Soy consciente de que hablar de matrimonio suena anticuado, porque la neolengua ha reemplazado el término, y yo debería estar hablando de relación de pareja.

Y asumo que hablar de familia, en los términos que se han expresado aquí, resulta profundamente viejuno, porque se afirmó que “la familia es el principal sostén de la sociedad. Su principal utilidad radica en convertirse en instrumento de transmisión de valores, costumbres y tradiciones”.

El método recomendado es el modelo. Los hijos aprenden viendo a los padres.

Yo aprendí viendo a los míos. Recuerdo cómo eran las cosas en casa y, aunque admito que todo recuerdo es una re-construcción de lo vivido, mediatizada por la experiencia, en un intento en el que, según Kevin Dunbar, “las personas tienden a condensar las historias originales […] en un hilo narrativo lineal, y se olvidan de […] un camino lleno de desvíos y de tropiezos”, creo que puedo concluir que las cosas no eran entonces, al menos en nuestra casa, como se quieren pintar hoy.

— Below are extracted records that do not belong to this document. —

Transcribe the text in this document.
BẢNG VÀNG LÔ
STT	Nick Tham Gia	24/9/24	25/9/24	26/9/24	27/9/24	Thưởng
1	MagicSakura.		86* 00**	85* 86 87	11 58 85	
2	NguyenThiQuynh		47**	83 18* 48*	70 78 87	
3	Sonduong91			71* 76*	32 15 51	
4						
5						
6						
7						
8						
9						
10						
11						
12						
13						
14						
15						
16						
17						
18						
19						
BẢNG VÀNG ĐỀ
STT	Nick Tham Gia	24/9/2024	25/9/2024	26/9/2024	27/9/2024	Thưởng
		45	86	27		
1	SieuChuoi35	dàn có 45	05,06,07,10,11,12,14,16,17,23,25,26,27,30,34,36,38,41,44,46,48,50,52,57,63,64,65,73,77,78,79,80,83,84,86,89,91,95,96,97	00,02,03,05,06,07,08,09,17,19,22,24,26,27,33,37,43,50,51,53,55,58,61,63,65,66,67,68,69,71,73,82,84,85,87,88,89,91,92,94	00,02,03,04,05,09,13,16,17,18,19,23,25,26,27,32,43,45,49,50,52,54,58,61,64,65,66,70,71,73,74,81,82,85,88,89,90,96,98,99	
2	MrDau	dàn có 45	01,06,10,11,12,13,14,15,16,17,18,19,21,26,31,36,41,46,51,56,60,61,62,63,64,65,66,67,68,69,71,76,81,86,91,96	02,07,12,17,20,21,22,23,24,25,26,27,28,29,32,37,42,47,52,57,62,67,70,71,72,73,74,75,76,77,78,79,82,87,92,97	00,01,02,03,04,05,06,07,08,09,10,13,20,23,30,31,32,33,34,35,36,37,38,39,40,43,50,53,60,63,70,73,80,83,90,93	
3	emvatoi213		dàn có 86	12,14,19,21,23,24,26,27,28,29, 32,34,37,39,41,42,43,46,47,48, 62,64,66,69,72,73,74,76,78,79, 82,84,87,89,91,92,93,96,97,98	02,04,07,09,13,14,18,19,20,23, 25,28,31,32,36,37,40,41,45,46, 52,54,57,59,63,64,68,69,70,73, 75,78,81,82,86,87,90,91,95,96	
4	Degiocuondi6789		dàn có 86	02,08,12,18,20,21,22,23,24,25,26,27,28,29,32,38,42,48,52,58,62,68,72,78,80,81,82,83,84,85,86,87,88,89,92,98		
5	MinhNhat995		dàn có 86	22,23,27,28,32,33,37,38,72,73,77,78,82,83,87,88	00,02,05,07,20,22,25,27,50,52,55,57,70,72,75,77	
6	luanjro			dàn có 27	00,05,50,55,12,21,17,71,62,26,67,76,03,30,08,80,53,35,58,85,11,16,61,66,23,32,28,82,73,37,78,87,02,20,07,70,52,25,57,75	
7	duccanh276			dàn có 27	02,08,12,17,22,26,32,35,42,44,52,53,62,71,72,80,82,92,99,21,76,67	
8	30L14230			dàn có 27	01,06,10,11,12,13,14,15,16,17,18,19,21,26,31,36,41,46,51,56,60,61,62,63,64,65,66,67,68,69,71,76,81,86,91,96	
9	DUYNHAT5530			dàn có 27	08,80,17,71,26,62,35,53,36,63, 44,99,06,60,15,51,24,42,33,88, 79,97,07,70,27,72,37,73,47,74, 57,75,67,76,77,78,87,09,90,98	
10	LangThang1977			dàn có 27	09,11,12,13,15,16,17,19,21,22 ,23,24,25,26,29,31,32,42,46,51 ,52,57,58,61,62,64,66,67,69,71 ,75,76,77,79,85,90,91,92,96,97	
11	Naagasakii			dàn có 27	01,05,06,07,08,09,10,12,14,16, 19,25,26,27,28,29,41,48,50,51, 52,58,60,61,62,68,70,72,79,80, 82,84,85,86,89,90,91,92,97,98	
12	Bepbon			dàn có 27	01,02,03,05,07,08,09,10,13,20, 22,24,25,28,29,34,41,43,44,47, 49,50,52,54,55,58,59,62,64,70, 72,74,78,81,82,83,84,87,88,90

Para empezar: mis padres estaban casados según el régimen de gananciales que sigue siendo el régimen por defecto que se aplica en la mayoría del territorio español, salvo indicación expresa en sentido contrario. Viene a significar que todos los beneficios o ganancias, de cualquiera de los dos cónyuges, obtenidos después de contraer matrimonio, se consideraban comunes a esa sociedad. Es un sistema justo, y por eso se ha mantenido. Permite que uno de los dos contrayentes no perciba retribución por su trabajo sin que eso signifique que no haya ganado nada. “A las duras y a las maduras”.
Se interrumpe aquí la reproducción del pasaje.